Maybe not always but we cannot blame people for not having contingency for such dramatically risky situations.

People hope that these Unlucky Situations won’t befall them. It will always be Someone Else

Hope is sometimes a form of laziness.

One of the reasons we buy life insurance is while the probability of a claim is very, very low, the impact is so large that we don’t wish to take risks but just to transfer the risk to an insurance company. You could take that risk if you have enough contingency money to pay for a mortgage if you had refinanced at a higher interest rate. Setting aside perhaps 3-4 years of mortgage payments at 3.5% interest rate when interest rate is at 1.2% is prudent.

But we hope that we are not the unlucky ones.

People Cannot Accept that They Can be Unlucky in Retirement or Investments

There is a dark secret to why there is so much talk about investment professionals, planners, advisers selling the wrong things to your friend, or a friend of a friend. Or a relative.

You know…. sometimes it is because you were looking for it.

You were looking for something near certain.

To accumulate enough for retirement, you need to hit a return of 7% a year. That to you is not demanding. In order for your income to last in retirement, you felt that you need a portfolio that is low in volatility but 7% a year in return.

I did up this illustration to show my internal team to illustration a point during my solutioning work at Providend.

Each line shows an outcome for a thirty year retirement if you start spending $40,000 to $50,000 a year of the portfolio in the initial year, then adjust the income with the prevailing inflation for subsequent years.

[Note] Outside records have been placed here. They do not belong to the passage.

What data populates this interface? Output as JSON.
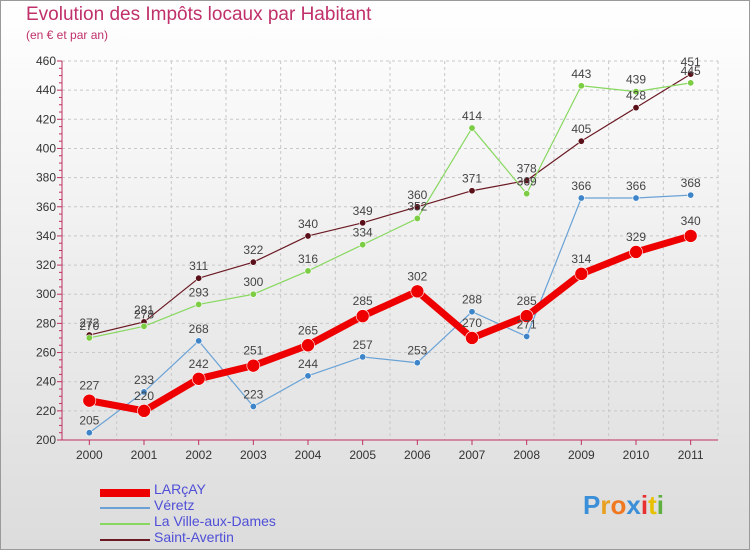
{
  "header": {
    "title": "Evolution des Impôts locaux par Habitant",
    "subtitle": "(en € et par an)"
  },
  "logo": {
    "text": "Proxiti"
  },
  "chart_data": {
    "type": "line",
    "title": "Evolution des Impôts locaux par Habitant",
    "subtitle": "(en € et par an)",
    "xlabel": "",
    "ylabel": "",
    "ylim": [
      200,
      460
    ],
    "yticks": [
      200,
      220,
      240,
      260,
      280,
      300,
      320,
      340,
      360,
      380,
      400,
      420,
      440,
      460
    ],
    "grid": true,
    "legend_position": "bottom-left",
    "categories": [
      "2000",
      "2001",
      "2002",
      "2003",
      "2004",
      "2005",
      "2006",
      "2007",
      "2008",
      "2009",
      "2010",
      "2011"
    ],
    "series": [
      {
        "name": "Saint-Avertin",
        "color": "#6b1a24",
        "marker": "#5a1018",
        "width": 1.2,
        "radius": 3.2,
        "values": [
          272,
          281,
          311,
          322,
          340,
          349,
          360,
          371,
          378,
          405,
          428,
          451
        ]
      },
      {
        "name": "La Ville-aux-Dames",
        "color": "#88d860",
        "marker": "#7ccc44",
        "width": 1.2,
        "radius": 3.2,
        "values": [
          270,
          278,
          293,
          300,
          316,
          334,
          352,
          414,
          369,
          443,
          439,
          445
        ]
      },
      {
        "name": "Véretz",
        "color": "#6aa2d6",
        "marker": "#3d84c8",
        "width": 1.2,
        "radius": 3.2,
        "values": [
          205,
          233,
          268,
          223,
          244,
          257,
          253,
          288,
          271,
          366,
          366,
          368
        ]
      },
      {
        "name": "LARçAY",
        "color": "#ee0000",
        "marker": "#ee0000",
        "width": 7,
        "radius": 6.5,
        "values": [
          227,
          220,
          242,
          251,
          265,
          285,
          302,
          270,
          285,
          314,
          329,
          340
        ]
      }
    ]
  },
  "legend": {
    "items": [
      {
        "label": "LARçAY",
        "color": "#ee0000"
      },
      {
        "label": "Véretz",
        "color": "#6aa2d6"
      },
      {
        "label": "La Ville-aux-Dames",
        "color": "#88d860"
      },
      {
        "label": "Saint-Avertin",
        "color": "#6b1a24"
      }
    ]
  }
}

In some outcomes, you end up with a lot of money left, even after having real income that last for thirty years. In some years, you end up running out of money.

The standard financial planning may lead you to a reality that takes care of half or 30-40% of those outcomes. For the rest of the outcome, you ran out of money.

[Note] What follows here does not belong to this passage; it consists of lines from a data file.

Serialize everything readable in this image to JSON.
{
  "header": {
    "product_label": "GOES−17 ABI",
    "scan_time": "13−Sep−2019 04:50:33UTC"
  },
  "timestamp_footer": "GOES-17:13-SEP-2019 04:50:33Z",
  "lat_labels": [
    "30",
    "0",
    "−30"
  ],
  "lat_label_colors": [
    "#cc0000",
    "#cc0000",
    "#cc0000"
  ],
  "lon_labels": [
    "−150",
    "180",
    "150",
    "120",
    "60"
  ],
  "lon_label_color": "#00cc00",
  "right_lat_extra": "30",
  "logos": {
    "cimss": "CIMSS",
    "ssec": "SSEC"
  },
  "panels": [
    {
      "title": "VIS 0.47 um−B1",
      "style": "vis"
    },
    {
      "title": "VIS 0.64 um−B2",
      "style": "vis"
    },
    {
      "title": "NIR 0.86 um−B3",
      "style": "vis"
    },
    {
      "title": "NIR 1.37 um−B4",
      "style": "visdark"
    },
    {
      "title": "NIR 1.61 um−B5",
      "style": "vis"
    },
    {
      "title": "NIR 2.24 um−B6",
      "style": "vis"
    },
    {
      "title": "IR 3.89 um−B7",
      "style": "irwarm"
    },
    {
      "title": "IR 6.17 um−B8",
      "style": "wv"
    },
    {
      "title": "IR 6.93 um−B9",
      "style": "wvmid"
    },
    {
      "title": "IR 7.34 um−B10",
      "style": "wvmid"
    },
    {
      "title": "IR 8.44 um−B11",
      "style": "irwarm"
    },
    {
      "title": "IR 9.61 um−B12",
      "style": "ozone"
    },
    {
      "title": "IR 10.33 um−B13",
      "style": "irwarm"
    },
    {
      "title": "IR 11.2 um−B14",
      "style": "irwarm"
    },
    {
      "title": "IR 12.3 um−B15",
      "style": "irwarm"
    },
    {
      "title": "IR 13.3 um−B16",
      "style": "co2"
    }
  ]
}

If we go forward in time, to you when you realize that you will run out of money, you will be cursing your adviser.

They are partly to blame if they sold you this retirement solution.

But the hard truth is… many people cannot accept this reality. They believe returns are so important and asked for certainty in returns.

So your adviser, wanting your business say until their solution got dragons and tigers.

Because if they illustration the way I do, there will be enough uncertainty in your mind (basically, the layman cannot process so much in such a short period of time), that you will forgo the solution that tells you that you can only spend $30,000 a year and go with the one that they “promised” you $50,000 a year in “consistent” income.

Life is the Result of a Spectrum of Choices and Outcomes

Planners don’t like uncertainty but the reality is that where we go in life is uncertain enough.

Building buffers is admitting that there is a spectrum of outcome in life with unluckiness being as probable as your luckiness.

You have a choice of building a system based on reality or an imaginary world that you live in.

For many, they can only accept solutions that work in imaginary world because that is their world view.

Sometimes, we have to take pause and count our blessing how lucky we are living in a small country where our currency is one of the strongest in the world.

And our property are so in demand due to our unique positioning.

You do not live in Lebanon, where some are so desperate to get their OWN MONEY from their local bank that they are forced to rob their bank to get their own money. (Read The Bank Robbers Who are Stealing Their OWn Money)

Larry Swedroe gave a good answer when asked in the last podcast I profiled what he thinks of what John Bogle said that you don’t need international diversification (View What we can learn about capital preservation from Larry Swedroe’s portfolio at 40 mins).

If John Bogle was born in Japan, Columbia, Venenzula or Lebanon, what would his answer be?

To stay and invest locally?

Or to have more humility in his portfolio?

But if we are so lucky, then it is important to admit there is a presence of bad luck as well.

It is something we find it difficult to accept because…. we don’t have a good solution for that and it gives us enough uncertainty.

So what is your solution to deal with the role of luck in your life?